240.000 Euro hat die Maßnahme im Vorjahr gekostet, die Nachbesserungsarbeiten kosten nicht extra, sondern resultieren aus Gewährleistungsansprüchen der Auftraggeberin Stadt. „Die Firma Beschorner liefert normalerweise gute Qualität ab und ist ein zuverlässiger Partner für die Kommune“, sagt Rathaussprecher Jan Penkawa.

Auf einer Länge von 114 Metern und einer Fläche von mehr als 600 Quadratmetern wurde im Frühjahr 2018 das Pflaster vor der Jahrtausendbrücke ausgewechselt und durch geschnittenes Pflaster ersetzt. Notwendig wurde das, weil die Pflasterfläche im Bereich der unteren Hauptstraße uneben und durch Lageverschiebungen der Pflastersteine gekennzeichnet war. Zudem bestanden große Fugen, die die Befahrbarkeit für Fahrradfahrer, Kinderwagen oder Rollstühle erschwerten.

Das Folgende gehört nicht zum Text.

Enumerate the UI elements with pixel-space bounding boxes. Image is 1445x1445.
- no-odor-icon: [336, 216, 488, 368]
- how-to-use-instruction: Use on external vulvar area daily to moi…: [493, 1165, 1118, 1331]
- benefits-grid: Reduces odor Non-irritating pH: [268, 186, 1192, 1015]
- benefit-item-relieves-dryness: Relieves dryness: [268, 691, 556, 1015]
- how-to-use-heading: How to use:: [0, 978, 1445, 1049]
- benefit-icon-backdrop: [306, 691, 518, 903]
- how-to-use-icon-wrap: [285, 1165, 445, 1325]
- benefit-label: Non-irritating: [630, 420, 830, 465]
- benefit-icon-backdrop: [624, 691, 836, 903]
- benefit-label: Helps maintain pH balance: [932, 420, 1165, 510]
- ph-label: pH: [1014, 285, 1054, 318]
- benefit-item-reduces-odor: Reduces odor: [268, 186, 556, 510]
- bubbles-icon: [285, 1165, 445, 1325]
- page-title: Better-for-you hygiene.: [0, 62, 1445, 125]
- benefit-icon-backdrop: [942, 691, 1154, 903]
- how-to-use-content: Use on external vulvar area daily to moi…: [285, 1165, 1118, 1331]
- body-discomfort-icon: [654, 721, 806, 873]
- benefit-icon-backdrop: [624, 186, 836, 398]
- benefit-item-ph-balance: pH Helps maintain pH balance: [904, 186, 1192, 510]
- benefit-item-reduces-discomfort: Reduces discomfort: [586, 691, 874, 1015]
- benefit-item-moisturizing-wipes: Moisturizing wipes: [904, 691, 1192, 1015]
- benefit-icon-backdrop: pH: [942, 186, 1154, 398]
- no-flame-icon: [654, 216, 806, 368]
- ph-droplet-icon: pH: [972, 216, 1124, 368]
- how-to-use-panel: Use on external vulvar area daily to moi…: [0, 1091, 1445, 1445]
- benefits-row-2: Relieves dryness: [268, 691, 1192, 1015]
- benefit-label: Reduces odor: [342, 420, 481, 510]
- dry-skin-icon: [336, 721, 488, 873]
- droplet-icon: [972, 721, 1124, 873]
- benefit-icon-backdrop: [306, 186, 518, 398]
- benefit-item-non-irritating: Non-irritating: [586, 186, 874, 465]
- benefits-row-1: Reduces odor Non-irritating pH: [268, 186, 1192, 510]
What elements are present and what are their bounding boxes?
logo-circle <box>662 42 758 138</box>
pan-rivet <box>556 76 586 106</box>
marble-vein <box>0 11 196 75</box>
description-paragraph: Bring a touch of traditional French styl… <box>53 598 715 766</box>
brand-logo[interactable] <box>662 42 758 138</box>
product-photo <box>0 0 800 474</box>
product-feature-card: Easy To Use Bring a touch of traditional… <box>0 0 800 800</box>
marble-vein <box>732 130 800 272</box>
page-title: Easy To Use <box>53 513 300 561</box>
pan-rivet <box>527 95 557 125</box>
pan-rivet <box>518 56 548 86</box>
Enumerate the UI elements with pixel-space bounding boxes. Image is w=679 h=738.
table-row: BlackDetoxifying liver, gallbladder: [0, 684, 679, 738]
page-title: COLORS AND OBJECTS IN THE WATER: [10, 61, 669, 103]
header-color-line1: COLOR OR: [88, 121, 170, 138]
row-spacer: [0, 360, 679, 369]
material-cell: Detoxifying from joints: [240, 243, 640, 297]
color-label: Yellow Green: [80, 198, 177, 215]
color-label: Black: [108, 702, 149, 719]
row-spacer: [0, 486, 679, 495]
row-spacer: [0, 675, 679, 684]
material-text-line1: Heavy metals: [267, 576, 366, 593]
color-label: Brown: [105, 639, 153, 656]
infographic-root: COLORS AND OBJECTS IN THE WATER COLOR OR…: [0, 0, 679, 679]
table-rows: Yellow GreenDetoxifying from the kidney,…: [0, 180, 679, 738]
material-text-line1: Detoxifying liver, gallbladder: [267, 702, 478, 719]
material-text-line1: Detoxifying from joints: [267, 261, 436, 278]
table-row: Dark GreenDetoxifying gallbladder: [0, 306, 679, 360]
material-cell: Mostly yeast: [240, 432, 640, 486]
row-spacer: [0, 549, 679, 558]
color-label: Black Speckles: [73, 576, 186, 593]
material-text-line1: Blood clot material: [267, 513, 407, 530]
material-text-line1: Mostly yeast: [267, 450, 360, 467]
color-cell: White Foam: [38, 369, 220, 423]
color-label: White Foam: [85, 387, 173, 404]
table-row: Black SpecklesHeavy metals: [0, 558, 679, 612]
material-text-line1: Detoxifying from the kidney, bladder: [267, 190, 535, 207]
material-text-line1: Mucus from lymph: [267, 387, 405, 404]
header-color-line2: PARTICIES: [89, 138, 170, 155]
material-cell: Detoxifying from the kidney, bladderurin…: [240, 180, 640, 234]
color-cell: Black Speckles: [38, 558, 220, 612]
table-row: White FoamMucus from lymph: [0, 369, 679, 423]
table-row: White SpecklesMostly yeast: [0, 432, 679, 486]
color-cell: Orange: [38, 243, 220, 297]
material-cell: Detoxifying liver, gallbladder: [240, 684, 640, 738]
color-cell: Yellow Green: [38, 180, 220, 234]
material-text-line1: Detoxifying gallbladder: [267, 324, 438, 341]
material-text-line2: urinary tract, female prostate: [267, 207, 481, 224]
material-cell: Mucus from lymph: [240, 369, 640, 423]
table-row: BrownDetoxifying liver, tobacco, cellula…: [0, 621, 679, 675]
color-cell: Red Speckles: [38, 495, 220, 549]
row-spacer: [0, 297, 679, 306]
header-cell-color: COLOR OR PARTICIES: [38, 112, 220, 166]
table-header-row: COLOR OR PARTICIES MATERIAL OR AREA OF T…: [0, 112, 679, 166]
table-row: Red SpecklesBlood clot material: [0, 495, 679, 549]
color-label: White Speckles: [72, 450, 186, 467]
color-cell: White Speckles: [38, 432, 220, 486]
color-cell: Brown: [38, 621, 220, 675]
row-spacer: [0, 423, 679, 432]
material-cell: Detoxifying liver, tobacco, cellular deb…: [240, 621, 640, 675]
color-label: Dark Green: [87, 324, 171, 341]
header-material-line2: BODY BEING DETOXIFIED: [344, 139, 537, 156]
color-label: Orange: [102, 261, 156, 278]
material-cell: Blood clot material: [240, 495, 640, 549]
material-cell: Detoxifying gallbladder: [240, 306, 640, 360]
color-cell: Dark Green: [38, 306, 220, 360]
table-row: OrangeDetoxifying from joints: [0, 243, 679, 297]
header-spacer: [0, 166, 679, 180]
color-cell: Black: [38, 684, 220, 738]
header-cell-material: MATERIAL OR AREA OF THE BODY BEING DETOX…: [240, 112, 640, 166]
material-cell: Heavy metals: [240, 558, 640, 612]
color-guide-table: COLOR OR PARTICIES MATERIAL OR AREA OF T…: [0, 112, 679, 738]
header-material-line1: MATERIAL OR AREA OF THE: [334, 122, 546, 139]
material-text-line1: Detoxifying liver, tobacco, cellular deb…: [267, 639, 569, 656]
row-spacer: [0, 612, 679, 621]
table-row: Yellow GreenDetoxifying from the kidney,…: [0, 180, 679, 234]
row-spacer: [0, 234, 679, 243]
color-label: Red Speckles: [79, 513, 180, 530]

Deshalb musste das Pflaster nebst Unterkonstruktion aufgenommen und mit neuem Schichtenaufbau verlegt werden. Wegen der relativ geringen Straßenbreite in diesem Abschnitt und Enge und wegen der Straßenbahngleise kam kaum schwere Technik zum Einsatz, verlegt wurde vor allem in Handarbeit.

Im gerade für 2019 und 2020 beschlossenen Haushalt sind keine weiteren Verbesserungsarbeiten an der Hauptstraße geplant, die müssten dann aus dem allgemeinen Unterhaltungsetat bestritten werden.

Oberbürgermeister Steffen Scheller (CDU) hatte allerdings bereits im Vorjahr gesagt, dass es keiner weiteren Investitionen in den Pflasterbelag bedürfe: Ab der Wollenweberstraße wird die Hauptstraße breiter, von Radfahrern, Eltern mit Kinderwagen und Benutzer von Rollatoren, könnten die Seitenbereiche genutzt werden. Diese sind mit Kleinpflaster beziehungsweise Granitplatten belegt.